Source: STEPHANIE JONES – The Journal Times
When Ronald Kedrowicz was 1, his parents bought a giant octopus ride.
The next year they bought a trolley train and a kiddy Ferris wheel.
By the time Kedrowicz, who goes by “Chip,” was 7, his family had enough rides that they started their own traveling carnival.
That was the start of Rainbow Valley Rides Inc., which is in Racine this week and which Kedrowicz, now 43, has traveled with every summer for his entire life, along with his family. Now his own wife and kids and his brother’s family have also joined the summer tour, which starts in May and runs through Labor Day.
The family lives in the Stevens Point area most of the year. Then throughout the summer the Kedrowicz family and approximately 45 workers travel all around the state for church festivals, carnivals and fairs. They set up their rides, food stands and games, and they have a new home for a week.
A child’s playground
Growing up traveling every summer to new cities was a new adventure, Kedrowicz, now president of Rainbow Valley Rides, said. His friends always thought of it as his own playground for the summer.
In each new town, there were new kids for him to play with and new places to see, which he explored with his siblings.
Being the bosses’ son also “came with some perks,” he said, like free rides and free caramel apples and snow cones.
Life as the boss
Now, more than 40 years after his parents bought their octopus ride, the excitement of the carnival business is still there
“Out here I can write a book,” Kedrowicz said. “There is always something going on.”
There is the occasional Russian barbeque courtesy of some of the workers who come over for the summer from overseas, he said. There is also the weather. When there is a tornado in the area, “you are just praying, because if you lose your show you are out of business.”
A family business
The excitement is not the only perk, so is the time spent with family, Kedrowicz said.
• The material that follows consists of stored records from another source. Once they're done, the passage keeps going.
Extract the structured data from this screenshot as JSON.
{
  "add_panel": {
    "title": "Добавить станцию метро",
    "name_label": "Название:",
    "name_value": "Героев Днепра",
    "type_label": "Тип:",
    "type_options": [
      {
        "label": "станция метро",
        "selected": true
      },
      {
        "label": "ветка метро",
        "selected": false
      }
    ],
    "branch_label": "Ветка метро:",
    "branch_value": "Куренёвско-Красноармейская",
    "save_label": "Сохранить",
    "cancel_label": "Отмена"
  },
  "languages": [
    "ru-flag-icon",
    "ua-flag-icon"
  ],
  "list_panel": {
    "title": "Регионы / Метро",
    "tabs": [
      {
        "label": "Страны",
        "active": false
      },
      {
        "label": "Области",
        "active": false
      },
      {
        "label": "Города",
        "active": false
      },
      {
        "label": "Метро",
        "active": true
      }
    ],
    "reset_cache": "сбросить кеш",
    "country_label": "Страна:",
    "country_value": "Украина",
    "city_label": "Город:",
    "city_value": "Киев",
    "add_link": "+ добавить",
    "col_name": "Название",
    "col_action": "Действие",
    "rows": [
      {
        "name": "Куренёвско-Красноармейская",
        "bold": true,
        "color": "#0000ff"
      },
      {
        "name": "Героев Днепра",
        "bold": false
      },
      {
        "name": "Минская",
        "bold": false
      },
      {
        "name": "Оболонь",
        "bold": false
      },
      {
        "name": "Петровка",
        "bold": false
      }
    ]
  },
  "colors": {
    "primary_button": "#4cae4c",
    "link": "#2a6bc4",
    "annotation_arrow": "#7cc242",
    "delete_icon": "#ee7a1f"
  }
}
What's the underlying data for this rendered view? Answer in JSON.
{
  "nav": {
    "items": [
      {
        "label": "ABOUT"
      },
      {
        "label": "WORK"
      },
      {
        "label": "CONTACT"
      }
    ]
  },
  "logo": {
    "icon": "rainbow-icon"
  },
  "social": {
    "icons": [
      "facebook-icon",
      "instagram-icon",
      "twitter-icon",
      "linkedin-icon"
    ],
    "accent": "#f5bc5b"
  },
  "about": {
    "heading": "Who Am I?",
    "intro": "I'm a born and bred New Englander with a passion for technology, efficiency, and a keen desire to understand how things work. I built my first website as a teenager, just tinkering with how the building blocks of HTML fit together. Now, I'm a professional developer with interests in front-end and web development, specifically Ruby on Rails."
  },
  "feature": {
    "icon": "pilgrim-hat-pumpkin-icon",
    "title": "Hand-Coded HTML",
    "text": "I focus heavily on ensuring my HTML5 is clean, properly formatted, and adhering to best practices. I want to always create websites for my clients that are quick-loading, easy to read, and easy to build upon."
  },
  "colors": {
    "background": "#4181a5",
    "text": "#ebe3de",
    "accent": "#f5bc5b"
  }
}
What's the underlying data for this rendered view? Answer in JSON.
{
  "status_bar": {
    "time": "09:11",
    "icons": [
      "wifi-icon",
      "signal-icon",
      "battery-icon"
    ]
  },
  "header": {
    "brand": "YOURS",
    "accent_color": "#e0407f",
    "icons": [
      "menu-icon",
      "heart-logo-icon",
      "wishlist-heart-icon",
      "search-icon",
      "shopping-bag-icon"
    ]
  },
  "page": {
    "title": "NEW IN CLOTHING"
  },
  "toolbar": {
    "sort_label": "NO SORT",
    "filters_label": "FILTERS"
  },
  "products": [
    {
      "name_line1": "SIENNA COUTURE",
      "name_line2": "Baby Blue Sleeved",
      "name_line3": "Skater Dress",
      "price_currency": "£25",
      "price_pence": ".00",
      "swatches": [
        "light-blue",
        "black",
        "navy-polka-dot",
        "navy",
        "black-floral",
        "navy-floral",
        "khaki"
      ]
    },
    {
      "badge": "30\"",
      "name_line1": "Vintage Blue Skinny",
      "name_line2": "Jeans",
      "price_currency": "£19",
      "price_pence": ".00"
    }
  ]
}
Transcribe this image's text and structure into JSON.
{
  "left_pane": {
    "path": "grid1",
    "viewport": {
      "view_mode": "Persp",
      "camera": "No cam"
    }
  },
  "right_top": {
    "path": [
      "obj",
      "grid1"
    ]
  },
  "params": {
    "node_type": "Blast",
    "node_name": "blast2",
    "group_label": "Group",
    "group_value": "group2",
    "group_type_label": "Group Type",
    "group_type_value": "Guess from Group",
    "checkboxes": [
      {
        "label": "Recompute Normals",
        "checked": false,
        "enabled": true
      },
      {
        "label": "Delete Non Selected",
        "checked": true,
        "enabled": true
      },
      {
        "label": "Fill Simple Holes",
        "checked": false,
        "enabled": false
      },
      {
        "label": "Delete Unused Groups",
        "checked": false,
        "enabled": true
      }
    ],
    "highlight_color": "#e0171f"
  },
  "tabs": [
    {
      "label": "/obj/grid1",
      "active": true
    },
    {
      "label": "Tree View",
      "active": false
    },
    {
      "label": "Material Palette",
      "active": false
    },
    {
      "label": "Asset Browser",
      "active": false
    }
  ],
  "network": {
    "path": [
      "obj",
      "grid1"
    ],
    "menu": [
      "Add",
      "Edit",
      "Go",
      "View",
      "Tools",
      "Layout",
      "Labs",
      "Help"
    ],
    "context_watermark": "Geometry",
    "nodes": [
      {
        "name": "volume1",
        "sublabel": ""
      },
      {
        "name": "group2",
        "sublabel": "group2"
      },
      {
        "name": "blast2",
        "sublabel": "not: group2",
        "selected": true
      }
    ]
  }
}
Behind Boston Store in Regency Mall, Kedrowicz’s mother was in the carnival’s office sitting working at her desk, and his brother, Joe, stood smiling at his 6-month-old daughter in his arms. His two sisters no longer tour with the carnival in the summer, but they help out sometimes, he said.
Kedrowicz’s four children, ages 13 to 10, are in school right now, and his mother-in-law is taking care of them.
Being on tour without the kids is hard this month, said Kedrowicz’s wife, Teri, who was working in the cotton candy stand Sunday. But as soon as they get out. they join the carnival and they all move into the family’s summer home – a 45-foot RV.
Home away from home
The RV looks like a normal home inside. There is bread on the counter, a towel hanging from the stove, a table set with four placemats and a few dog toys on the floor for the family’s two dogs.
When everyone is there, two of the kids sleep in twin beds in a back room, two sleep on a pull-out in the living room and Kedrowicz and his wife sleep in the master bedroom in the front of the trailer.
Next door are the RVs for Kedrowicz’s brother and his wife, and his parents’ RV. They all love traveling together and seeing each other, but don’t want to imagine everybody living in the same RV.
“We love each other, but not that much,” said his mother, Lorraine, 70.
In the 40 years since Kedrowicz’s parents bought that first octopus, the ride is no longer with the carnival. But Kedrowicz cannot imagine doing anything else with his summers.
“I don’t know any other life. I’ve never been home in the summer,” Kedrowicz said. “It gets in your blood.”
He still has many more years in the carnival business, and he said when his kids grow up, the option to join the business will be there. But he is not pushing them. “It’s up to them,” he said.